This problem solving activity has a number focus.
Gill, is playing with her name and with numbers.
She lets all her consonants equal 3/8 and all her vowels equal –5/8.
So the value of Gill’s name is 3/8 – 5/8 + 3/8 + 3/8 = 4/8 = 1/2 = 0.5
What is the value of your name?
Change the rules so that the value of your name is negative.
This problem, in which students substitute values into their own names, focuses on the addition of positive and negative fractional numbers. To successfully work with this prolem, your students should have knolwedge of operating on negative integers and fractions.
It is a precursor to algebra which seeks to generalise number.

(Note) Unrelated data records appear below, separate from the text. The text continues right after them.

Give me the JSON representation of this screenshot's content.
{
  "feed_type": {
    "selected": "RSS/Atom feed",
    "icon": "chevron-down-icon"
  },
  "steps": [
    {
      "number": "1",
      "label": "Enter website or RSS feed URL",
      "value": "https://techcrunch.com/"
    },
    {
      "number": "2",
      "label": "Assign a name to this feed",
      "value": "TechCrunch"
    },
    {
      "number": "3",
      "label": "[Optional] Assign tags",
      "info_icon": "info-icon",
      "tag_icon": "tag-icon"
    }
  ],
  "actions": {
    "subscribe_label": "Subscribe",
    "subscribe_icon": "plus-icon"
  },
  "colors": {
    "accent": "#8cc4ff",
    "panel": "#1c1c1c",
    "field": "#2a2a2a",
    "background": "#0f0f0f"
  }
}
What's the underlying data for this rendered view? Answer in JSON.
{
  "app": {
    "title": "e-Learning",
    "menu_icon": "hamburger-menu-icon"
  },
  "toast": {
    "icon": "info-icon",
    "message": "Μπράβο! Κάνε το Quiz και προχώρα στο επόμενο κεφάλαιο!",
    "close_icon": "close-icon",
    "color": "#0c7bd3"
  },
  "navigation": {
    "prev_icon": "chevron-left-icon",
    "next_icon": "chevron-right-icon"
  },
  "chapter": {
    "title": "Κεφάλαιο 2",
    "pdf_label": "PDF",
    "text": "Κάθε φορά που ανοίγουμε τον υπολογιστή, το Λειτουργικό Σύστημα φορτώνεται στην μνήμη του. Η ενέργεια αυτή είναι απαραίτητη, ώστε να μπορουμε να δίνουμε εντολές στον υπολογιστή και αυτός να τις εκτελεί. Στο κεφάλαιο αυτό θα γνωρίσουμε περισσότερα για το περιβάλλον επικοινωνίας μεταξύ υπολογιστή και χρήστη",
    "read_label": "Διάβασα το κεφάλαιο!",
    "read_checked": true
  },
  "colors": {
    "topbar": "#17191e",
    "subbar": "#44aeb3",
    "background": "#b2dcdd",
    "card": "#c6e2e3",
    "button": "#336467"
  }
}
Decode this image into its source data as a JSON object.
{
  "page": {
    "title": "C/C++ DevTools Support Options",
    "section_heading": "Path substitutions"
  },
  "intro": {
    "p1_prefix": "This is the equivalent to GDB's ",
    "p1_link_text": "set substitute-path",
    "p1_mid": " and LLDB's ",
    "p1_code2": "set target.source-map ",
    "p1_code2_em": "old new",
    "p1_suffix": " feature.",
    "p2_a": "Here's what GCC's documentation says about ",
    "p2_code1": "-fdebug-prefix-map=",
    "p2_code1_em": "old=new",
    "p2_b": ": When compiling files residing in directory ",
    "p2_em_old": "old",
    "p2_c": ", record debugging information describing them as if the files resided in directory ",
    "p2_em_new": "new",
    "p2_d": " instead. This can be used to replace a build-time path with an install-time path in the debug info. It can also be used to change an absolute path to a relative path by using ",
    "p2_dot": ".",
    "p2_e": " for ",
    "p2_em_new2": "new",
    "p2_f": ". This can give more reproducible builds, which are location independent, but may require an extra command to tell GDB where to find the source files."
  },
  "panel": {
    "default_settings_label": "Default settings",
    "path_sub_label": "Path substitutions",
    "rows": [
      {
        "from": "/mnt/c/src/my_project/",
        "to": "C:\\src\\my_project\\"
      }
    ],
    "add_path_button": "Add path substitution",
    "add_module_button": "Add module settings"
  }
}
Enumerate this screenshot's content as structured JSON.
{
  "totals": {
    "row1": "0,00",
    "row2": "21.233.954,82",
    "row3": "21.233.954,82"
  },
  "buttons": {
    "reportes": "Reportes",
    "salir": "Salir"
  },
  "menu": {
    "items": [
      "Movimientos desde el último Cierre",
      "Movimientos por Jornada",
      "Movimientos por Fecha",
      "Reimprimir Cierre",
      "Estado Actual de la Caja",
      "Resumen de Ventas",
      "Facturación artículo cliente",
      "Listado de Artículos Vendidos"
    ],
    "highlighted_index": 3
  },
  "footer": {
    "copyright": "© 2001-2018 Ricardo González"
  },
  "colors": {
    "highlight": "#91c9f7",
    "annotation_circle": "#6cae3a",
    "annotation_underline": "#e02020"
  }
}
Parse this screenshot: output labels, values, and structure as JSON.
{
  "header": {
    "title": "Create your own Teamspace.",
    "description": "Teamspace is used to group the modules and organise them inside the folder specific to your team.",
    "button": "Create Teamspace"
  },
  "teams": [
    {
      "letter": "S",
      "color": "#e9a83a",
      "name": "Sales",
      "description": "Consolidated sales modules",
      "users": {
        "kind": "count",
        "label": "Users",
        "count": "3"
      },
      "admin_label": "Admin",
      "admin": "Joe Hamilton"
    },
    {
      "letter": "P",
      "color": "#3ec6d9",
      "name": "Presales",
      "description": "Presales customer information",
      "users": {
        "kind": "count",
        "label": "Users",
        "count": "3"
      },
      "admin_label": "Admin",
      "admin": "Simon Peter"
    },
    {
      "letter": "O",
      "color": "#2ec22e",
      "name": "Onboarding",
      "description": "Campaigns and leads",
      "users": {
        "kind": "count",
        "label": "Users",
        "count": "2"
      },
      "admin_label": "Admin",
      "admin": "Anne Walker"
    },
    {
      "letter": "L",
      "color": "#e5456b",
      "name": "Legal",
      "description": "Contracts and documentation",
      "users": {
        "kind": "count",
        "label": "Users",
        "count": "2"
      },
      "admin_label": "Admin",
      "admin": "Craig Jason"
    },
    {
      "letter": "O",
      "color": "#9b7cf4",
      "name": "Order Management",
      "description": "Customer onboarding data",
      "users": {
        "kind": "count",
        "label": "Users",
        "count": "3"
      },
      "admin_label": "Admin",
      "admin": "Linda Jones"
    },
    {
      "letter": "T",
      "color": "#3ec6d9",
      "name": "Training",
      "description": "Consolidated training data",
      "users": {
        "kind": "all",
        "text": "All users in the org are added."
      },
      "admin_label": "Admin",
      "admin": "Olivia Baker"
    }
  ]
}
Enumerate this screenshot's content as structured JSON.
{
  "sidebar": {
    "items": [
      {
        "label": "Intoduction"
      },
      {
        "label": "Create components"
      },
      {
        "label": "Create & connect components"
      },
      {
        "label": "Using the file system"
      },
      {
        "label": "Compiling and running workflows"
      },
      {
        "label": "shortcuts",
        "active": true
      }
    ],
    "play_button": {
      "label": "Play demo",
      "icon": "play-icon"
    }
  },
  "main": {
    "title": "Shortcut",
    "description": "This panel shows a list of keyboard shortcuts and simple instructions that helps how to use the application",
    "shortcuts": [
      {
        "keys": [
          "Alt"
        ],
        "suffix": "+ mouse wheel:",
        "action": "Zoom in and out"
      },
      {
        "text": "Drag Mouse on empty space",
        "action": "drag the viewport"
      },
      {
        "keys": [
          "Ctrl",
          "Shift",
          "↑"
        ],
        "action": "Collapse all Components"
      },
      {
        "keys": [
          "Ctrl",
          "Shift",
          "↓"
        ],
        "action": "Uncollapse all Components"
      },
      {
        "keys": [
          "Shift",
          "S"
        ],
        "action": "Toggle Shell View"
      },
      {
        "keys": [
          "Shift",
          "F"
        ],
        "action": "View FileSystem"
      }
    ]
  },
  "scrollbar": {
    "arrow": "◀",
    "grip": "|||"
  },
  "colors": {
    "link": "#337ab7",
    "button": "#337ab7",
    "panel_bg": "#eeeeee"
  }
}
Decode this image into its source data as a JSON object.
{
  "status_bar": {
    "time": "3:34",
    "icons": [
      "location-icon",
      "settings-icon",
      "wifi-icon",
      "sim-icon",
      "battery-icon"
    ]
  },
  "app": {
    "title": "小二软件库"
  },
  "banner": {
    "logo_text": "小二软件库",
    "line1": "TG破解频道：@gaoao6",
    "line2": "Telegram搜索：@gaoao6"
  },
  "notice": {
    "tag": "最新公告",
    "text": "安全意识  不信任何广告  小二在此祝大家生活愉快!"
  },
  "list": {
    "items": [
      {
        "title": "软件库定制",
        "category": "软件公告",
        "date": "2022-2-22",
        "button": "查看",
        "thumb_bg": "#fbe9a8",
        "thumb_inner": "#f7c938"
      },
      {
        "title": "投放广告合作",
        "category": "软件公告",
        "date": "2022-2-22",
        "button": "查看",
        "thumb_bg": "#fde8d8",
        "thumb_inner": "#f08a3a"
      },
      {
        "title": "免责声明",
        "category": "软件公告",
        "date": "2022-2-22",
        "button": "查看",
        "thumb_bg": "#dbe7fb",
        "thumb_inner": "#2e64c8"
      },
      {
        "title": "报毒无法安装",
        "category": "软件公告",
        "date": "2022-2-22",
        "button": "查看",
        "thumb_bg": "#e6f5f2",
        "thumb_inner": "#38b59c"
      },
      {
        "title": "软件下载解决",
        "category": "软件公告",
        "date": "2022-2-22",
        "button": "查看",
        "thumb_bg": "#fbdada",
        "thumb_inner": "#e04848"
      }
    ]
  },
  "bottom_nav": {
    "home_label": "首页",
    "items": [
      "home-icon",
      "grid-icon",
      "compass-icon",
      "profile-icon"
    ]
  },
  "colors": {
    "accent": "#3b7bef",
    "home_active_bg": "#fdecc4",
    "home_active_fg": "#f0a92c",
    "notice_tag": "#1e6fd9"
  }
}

Other similar Number problems are: Points, Level 1; Names and Numbers, Level 2; Make 4.253, Level 3; Multiples of a, Level 3; and Doubling Up, Level 5.
Gill, is playing with her name and with numbers. She lets all her consonants equal 3/8 and all her vowels equal –5/8. So the value of Gill’s name is 3/8 – 5/8 + 3/8 + 3/8 = 4/8 = 1/2 = 0.5
What is the value of your name?
Change the rules so that the value of your name is negative.
Using Gill’s original substitution, what is the biggest and smallest value that you can find using names in your class?
Attribute different fractional values to vowels and to consonants.
The answers that you get for the first part of the question will depend upon the names of the students in the class.
To get a name with a negative value, students should choose arbitrary values for each of their letters. For example, if their name is Mark, then they might let M = 1/8, A = -7/8, R = 1/8 and K = 1/8. The choice of value for the last letter should ensure a negative value, if the first four letters don’t have too big a sum.